GitLab’s team checks for qualities like scanning speed, the number of false positives and whether the tool is able to catch more vulnerabilities. If a new tool performs better against their benchmarks than one they were previously using, they switch.
For companies that don’t have test projects handy, Schwartz said there are ready-made test projects available online.
“We’ll take test projects, run a bunch of the open-source scanners, and be like, ‘This one is the most performant and finding the most issues.’”
“There are intentionally vulnerable code projects out there,” she said, listing the Juice Shop and WebGoat applications as examples, both dummy websites maintained by the Open Web Application Security Project community and used to demonstrate common security vulnerabilities.
That said, programming language matters for SAST tools, so it’s important to pick a test project that’s written in the same language as your code. Otherwise, results from test runs may not be indicative of the SAST tool’s effectiveness for your application.
Making SAST tools work for your team
Getting a SAST tool that works well with a development team’s workflow also depends on who’s choosing the tool. Schwartz said it’s important to have developer input in the decision-making process.
“In an ideal world, you would have one developer on the engineering team who sort of understands the way the security team thinks,” Schwartz said. “And they could say, ‘Based on the way my team works, I’d like to use this tool.’ Unfortunately, in a lot of cases, you don’t have many engineers who have a passion or inclination to security. So you get the security team saying, ‘Hey, engineering, you have to use this.’ And sometimes that’s OK, but a lot of times the security people don’t understand the development workflow, and then suddenly [the developers] need to do all this implementation and all this other crazy work that interrupts their workflow and causes problems.”

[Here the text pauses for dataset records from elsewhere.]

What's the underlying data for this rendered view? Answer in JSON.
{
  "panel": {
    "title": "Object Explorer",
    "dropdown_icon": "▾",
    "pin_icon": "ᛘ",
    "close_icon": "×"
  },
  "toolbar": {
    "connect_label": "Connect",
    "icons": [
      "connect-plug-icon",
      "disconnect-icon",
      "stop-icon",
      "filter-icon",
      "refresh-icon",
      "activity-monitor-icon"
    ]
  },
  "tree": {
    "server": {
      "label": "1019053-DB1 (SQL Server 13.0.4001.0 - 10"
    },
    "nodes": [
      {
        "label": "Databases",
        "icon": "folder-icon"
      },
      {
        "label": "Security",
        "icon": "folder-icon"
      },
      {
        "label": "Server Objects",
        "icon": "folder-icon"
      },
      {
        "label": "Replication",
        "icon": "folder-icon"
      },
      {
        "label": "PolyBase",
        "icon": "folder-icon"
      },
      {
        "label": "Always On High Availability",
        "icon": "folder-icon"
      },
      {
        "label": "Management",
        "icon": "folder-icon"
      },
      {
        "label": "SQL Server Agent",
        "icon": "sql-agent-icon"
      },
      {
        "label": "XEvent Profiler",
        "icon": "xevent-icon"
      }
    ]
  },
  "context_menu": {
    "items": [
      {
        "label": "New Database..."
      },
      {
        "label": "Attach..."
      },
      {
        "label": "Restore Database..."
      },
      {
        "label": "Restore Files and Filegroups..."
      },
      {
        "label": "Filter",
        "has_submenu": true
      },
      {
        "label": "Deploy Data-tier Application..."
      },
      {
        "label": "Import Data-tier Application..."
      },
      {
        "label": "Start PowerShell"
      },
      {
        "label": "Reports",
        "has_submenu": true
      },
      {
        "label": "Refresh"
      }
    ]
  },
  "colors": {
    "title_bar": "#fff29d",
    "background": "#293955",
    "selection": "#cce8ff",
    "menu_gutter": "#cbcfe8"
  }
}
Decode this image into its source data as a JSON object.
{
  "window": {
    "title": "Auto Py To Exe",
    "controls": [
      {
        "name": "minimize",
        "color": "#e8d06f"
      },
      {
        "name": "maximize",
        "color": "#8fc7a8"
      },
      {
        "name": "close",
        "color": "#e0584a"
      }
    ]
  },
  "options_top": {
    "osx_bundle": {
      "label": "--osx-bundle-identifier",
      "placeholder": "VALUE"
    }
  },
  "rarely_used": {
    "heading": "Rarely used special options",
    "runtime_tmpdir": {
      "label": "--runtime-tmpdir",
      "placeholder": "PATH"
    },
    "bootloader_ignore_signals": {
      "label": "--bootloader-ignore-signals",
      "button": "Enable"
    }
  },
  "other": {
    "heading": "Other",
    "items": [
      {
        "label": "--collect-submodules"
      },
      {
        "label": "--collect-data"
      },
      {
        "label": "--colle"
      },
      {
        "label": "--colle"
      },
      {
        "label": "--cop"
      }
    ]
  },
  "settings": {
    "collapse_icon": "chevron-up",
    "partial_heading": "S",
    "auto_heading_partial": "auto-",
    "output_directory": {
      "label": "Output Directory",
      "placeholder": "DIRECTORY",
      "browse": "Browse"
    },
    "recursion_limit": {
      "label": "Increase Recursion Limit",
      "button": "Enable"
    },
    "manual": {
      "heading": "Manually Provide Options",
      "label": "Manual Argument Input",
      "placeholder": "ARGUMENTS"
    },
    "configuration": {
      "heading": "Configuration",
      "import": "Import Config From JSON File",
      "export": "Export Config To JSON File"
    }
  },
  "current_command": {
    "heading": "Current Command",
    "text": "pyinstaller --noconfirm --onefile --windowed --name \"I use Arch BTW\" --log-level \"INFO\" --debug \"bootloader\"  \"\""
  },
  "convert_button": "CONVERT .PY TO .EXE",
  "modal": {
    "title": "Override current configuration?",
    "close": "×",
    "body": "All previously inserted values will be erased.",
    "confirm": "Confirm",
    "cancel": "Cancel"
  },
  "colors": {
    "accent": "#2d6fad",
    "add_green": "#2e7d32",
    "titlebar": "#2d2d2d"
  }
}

A common complaint among developers who think of SAST as their least favorite four-letter word is that they’re inundated with alerts that, on closer inspection, aren’t real vulnerabilities.
“Unfortunately, all the tools have a high false positive rate,” Schwartz said, adding that a way to avoid wasting development time chasing after alerts all the time is to do a risk analysis, prioritizing parts of the application that are most sensitive to threats.
“It’s like, I store customer information in this database and I have a login page here. These are my two risky areas,” she said. “What you can do is say: ‘I don’t want to scan any parts of my application other than the login page and the pages that allow me to see the customer information or the personally identifiable information. And so suddenly you’re ignoring a whole bunch of areas of your code that, if it gets breached, you don’t really care because you’re going to deprioritize those.”
How DevOps is configured also helps determine whether adopting the SAST tool will integrate smoothly into the development workflow or whether it will feel burdensome.
“Probably the most important thing is your workflow as an engineering team, and where you could insert a scan that would be the least painful for you and the most informative,” Schwartz said. “There’s a balance there. If you’re constantly scanning, that’s a lot of time and resources.”
She stressed the importance of vigilance in pursuing security flaws in code. She mentioned that the Heartbleed Bug discovered in the OpenSSL protocol in 2014, which affected most websites using the secure HTTPS protocol, was the result of a single slip-up by a single developer.
“Basically that person was responsible for introducing this really terrible security bug,” Schwartz said. “No one wants to be that person.”